Sunday, 19 June 2011

Interview with Shaolin Master Shi Xing Long

Shi Xing Long, aka Master Wang is a 32nd generation Shaolin master who teaches traditional shaolin kung fu and Sanda. He has a very deep knowledge of traditional shaolin and modern sanda. He has come number one in several national Chinese sanda tournaments, as well as China-Korean martial arts tournament, but he gave this up after suffering a serious back injury. He has mostly recovered now, which he puts down to Shaolin Qigong training. During his injured period, rather than wasting time, he dedicated his time to reading and researching Shaolin manuscripts given to him by his master. I first met him about two years ago when I first came to Kunyu Shan academy to learn Mantis. My first encounter with him was when he taught a Buddhism class every Friday evening. Often I was the only student who turned up, so we would discuss Zen and its connection to martial arts, as well as his own personal experience about life at Shaolin Temple.  

He views kung fu as a way of improving people’s lives, to make them a better person, to be tougher, more confident, more polite etc. It extends to every aspect of life, not just fighting. I have seen many people change after spending some time training with him.

Master Wang was born in Shanxi province, into a very poor family. His grandfather was involved in kung fu and encouraged him to enter the temple for training at a young age. In the beginning, he was very naughty and had no interest in learning. His master would often beat him or make him spend 2 hours standing facing the wall. After his second year, he became much more focussed, beginning to mature and understand the training better.

His master was Shi De Qian, who has passed away now. He was one of the most knowledgeable masters of Shaolin in the modern times. I managed to talk to Master Wang about his experience at Shaolin temple: learning kung fu, training with his master, and some lessons in life he learnt there….

Shifu, please could you tell us about your master, Shi De Qian:

Learning kung fu was very bitter. You had to have perseverance. Our master would test each student; he would watch them carefully during class. He wanted to find the ones with the most potential. Those students he liked, he would take his free time to give extra training and theory to. He was very traditional, and made sure we understood the theory and applications of all the forms. You have to really think about this, to do a form is easy, but you must take your own time to contemplate the features of different forms, to understand them.


Our master was like a father, he would teach us about all aspects of life. He said we have to be men, At that time we knew how to respect our master, to help him teach new students, give him more free time. Because respecting the master is also a kind of kung fu.
Master said, as a man, you must be able to face all kinds of difficulties. Now we are older, and live in society, we slowly realise what he was teaching us. Things in life are really like our master told us, and we must be able to face these challenges.

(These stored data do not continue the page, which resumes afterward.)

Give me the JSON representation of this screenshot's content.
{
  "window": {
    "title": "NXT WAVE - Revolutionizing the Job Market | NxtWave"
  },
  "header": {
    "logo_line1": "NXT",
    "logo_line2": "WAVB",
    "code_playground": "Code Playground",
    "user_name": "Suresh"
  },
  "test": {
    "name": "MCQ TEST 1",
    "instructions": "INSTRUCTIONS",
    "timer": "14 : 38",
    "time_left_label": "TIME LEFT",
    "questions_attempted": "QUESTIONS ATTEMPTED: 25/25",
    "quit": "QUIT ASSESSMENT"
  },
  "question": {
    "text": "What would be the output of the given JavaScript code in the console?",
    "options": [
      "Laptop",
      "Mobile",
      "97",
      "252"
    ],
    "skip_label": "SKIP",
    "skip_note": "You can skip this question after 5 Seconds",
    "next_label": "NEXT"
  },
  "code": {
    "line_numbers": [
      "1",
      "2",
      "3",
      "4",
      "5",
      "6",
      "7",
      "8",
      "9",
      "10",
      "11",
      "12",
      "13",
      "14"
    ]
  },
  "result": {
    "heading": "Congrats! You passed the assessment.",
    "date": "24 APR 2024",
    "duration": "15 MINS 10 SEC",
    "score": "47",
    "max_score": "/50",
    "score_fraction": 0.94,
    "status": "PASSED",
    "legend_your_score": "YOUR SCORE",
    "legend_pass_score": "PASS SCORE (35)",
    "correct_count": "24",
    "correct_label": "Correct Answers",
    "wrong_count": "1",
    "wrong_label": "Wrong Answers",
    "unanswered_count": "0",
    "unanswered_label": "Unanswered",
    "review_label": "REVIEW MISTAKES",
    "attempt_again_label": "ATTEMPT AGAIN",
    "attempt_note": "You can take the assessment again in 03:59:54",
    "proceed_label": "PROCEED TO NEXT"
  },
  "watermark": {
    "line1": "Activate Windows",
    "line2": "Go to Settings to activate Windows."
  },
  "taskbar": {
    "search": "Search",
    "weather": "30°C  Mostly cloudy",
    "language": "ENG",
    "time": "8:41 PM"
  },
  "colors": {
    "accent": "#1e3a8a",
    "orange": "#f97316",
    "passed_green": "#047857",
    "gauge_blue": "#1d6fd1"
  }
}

What was it like learning kung fu in the temple:

When we learnt kung fu it wasn’t like how people learn it now. We learnt from monks, but we had to rely on ourselves to study. We all started from basics. After mastering the basics we spent a lot of time on forms. Our master made sure we understood the theory behind the forms too.

As there were many students, we all had to prove ourselves worthy of learning the higher knowledge. We were all from very poor families; we had no choice but to succeed. Also, as life was in the temple, there were no distractions from the outside world, before I was 18, I have never seen an MP3 player, and I didn’t even know what kind of clothes I would wear if I went out, as we wore our training uniforms all the time. We had to dedicate all our time to kung fu, we didn’t think about going out to play or whatever, we just cared about training hard.

You must have a lot of insights from life there, could you share some with us:

Well, training kung fu is not just about fighting. It’s about being a better person. It’s about learning to master yourself. For example, when we hold stances, it’s really tough, you want to give up. But you can see everyone else is doing it, and maybe the master will hit you if you stop. This doesn’t just give you strong legs; it gives you a strong mind. You can’t just go through life giving up at the first sign of discomfort, where will that get you?

All kinds of training are like that, when we train, we train our minds, and our spirits. Training is tough and painful, but as kung fu practitioners, we must be tough, be able to go through this difficulty, then we will be able to take on any challenge life can throw at us.